XXII

1.7K 161 68
                                    

Harry przez lata nie był przyzwyczajony do spania długo i głęboko. Od Bitwy o Hogwart rzadko przesypiał całe dziewięć godzin bez przerw, bez wstawania, bez krążenia w kółko po mieszkaniu. Pewnie dlatego tak bardzo tęsknił teraz za eliksirem regeneracyjnym.

Teraz, kiedy siedział zwinięty na kanapie przy otwartym oknie balkonowym i zawiązywał supełki na sznurówce, plątając i rozplątując je mechanicznie, nagle pożałował, że wcześniej traktował go tak po macoszemu.

Prawie przyrzekł sobie, że kiedy nareszcie będzie mógł brać go z powrotem i nie będzie to kolidować z eliksirami wzmacniającymi, które przekazała mu Anabelle, nie ominie już ani jednej fioleczki. Chciałby móc obudzić się koło Draco, świeży i wypoczęty, z uśmiechem na twarzy powitać go w swoim własnym łóżku, jednak wiedział, że pobudka uznawana powszechnie za przyjemną możliwa była dopiero za kilka godzin.

Był pewien, że już nie zaśnie. Był pewien, że nie da rady przeleżeć tego czasu samotnie z własnymi myślami i własnym skrzywieniem, mówiącym mu, że każda chwila bezczynności jest zła.

Okno balkonowe było otwarte na oścież, Harry pozwolił orzeźwiającemu kwietniowemu powietrzu wpadać do pokoju. Słońce pomału wschodziło nad blokami, malując dachy mdłym, pomarańczowo-fioletowym blaskiem. Palce pracowały metodycznie na sznurówce, w kółko wykonując tę samą czynność, kiedy wpatrywał się tępo w widok za oknem, pogrążony w letargu bez myśli. Pachniało Londynem, mokrą ziemią i spalinami.

Nie usłyszał nawet cichych kroków i zawiasów uchylanych drzwi sypialni.

— Potter, jesteś nienormalny? Dopiero świta.

Draco stał w progu, w samych bokserkach, trąc gwałtownie opuchnięte od snu oczy.
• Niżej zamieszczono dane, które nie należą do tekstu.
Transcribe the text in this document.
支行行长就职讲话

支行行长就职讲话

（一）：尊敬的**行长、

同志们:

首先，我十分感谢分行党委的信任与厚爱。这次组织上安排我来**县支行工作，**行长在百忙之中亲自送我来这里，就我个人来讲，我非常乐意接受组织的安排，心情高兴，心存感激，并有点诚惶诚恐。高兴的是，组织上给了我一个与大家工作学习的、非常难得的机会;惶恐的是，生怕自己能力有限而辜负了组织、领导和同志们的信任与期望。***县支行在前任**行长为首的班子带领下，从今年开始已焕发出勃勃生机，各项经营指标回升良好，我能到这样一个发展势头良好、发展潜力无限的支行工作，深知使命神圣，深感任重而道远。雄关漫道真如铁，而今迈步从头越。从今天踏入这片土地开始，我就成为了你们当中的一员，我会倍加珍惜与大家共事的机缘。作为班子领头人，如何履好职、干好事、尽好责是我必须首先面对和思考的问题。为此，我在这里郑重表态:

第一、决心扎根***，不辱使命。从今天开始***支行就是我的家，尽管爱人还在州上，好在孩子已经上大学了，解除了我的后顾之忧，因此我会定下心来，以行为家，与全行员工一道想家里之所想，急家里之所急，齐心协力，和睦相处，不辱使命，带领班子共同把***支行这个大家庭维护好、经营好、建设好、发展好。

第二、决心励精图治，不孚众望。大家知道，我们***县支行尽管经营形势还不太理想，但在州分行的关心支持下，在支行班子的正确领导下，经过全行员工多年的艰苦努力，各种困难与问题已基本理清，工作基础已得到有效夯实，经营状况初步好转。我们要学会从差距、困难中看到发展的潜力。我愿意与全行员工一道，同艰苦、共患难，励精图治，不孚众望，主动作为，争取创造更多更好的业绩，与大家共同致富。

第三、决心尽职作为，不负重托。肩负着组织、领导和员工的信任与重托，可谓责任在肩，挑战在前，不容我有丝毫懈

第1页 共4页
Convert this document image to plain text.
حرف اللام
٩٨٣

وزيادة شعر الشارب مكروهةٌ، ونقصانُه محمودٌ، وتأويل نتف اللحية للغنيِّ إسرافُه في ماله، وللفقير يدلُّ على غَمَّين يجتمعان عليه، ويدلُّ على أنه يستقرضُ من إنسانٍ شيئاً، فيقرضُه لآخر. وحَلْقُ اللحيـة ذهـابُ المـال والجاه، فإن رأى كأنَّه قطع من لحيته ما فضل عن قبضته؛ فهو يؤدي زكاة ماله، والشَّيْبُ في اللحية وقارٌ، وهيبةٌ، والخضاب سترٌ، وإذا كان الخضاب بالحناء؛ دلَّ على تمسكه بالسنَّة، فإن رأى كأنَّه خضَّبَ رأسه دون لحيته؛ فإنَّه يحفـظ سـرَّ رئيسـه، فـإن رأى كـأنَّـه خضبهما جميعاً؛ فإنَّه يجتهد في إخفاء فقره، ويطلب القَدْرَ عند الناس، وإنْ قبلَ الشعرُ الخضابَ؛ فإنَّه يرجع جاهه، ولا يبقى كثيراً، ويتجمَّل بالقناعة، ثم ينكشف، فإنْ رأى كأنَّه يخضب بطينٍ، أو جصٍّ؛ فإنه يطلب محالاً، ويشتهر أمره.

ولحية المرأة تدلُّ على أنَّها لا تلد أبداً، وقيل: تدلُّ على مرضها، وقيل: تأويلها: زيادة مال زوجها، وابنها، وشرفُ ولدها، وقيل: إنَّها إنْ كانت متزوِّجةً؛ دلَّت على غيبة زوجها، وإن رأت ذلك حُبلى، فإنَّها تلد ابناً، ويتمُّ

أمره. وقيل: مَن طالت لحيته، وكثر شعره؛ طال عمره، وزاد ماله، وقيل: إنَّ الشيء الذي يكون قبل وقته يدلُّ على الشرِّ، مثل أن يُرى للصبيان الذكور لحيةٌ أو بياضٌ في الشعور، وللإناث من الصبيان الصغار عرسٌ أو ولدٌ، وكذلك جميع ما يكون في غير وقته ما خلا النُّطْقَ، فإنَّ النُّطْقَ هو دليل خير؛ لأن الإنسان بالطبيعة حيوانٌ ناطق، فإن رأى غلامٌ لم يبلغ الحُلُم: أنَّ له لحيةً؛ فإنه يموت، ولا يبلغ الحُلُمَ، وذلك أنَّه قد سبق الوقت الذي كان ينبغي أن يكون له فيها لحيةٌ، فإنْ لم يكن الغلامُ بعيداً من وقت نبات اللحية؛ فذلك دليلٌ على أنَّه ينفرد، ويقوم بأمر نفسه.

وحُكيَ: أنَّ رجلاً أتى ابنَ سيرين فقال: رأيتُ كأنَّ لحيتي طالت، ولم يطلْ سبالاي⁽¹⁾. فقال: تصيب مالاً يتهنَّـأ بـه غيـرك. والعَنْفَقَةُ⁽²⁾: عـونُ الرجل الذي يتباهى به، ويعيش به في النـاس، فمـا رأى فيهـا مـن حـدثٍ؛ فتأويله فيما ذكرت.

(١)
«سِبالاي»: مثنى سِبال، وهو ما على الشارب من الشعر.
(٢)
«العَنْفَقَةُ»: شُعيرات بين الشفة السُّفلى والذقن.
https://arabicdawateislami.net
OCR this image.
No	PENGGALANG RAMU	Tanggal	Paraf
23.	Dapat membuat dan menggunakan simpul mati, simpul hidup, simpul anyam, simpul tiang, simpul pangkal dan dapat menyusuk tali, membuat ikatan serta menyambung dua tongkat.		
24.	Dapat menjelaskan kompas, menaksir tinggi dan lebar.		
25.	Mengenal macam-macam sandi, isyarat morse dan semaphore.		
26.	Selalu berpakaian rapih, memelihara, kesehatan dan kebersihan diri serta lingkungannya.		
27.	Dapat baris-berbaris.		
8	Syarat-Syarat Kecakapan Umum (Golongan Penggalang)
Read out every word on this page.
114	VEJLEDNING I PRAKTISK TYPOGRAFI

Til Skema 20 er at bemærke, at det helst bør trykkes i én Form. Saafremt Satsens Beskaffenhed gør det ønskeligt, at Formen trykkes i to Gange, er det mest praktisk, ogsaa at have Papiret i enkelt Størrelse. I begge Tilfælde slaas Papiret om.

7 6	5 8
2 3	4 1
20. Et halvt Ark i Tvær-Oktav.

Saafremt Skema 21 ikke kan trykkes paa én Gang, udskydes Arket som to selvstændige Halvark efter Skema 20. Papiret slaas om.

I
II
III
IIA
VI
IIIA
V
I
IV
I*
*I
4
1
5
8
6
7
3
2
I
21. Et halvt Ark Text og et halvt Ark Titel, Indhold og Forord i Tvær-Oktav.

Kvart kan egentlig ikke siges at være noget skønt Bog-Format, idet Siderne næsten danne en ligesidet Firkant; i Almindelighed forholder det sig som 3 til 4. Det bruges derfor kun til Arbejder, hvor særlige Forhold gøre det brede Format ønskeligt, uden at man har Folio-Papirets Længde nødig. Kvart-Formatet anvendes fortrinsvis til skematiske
Długie włosy rozsypały mu się po ramionach, sprawiając wrażenie nieco złotawych w tym dziwnym, niewyraźnym blasku poranka; jego naga skóra – jasne blizny, porcelanowe ramiona, silna pierś i płaski brzuch – sprawiały wrażenie wykutych z białego kamienia.

— Nie mogłem spać.

Harry jedynie z braku chęci rozpoczynania rozmowy na ten temat nie dodał, że to naturalny stan rzeczy.

Mina Draco podpowiedziała mu, że już to wiedział.

Zawsze tak było, z każdym partnerem, którego Harry kiedykolwiek miał. Nigdy nie było inaczej – na początku wszyscy się martwili, wychodzili z sypialni i siadali obok; Ginny niekiedy robiła mu gorącą czekoladę mając nadzieję, że to pomoże. Później zaczynało ich to nieco irytować, coraz mniej nocy spędzali wspólnie, aż w końcu rzadko w ogóle kiedykolwiek razem zasypiali, lądując w łóżku jedynie na seks, lepszy lub gorszy.

A później wszystko się kończyło. Harry z nikim nie zdążył zamieszkać – związek sam z czasem rozchodził się po kościach, z takich albo innych przyczyn.

Miał wrażenie, że z Draco będzie tak samo, bo już tyle razy przechodził przez ten schemat i wszyscy wypełniali tę listę przewidywalnych zachować co do joty.

Jednak Harry powinien był się już nauczyć, że Draco Malfoy ani trochę nie przypominał żadnego z jego wcześniejszych partnerów.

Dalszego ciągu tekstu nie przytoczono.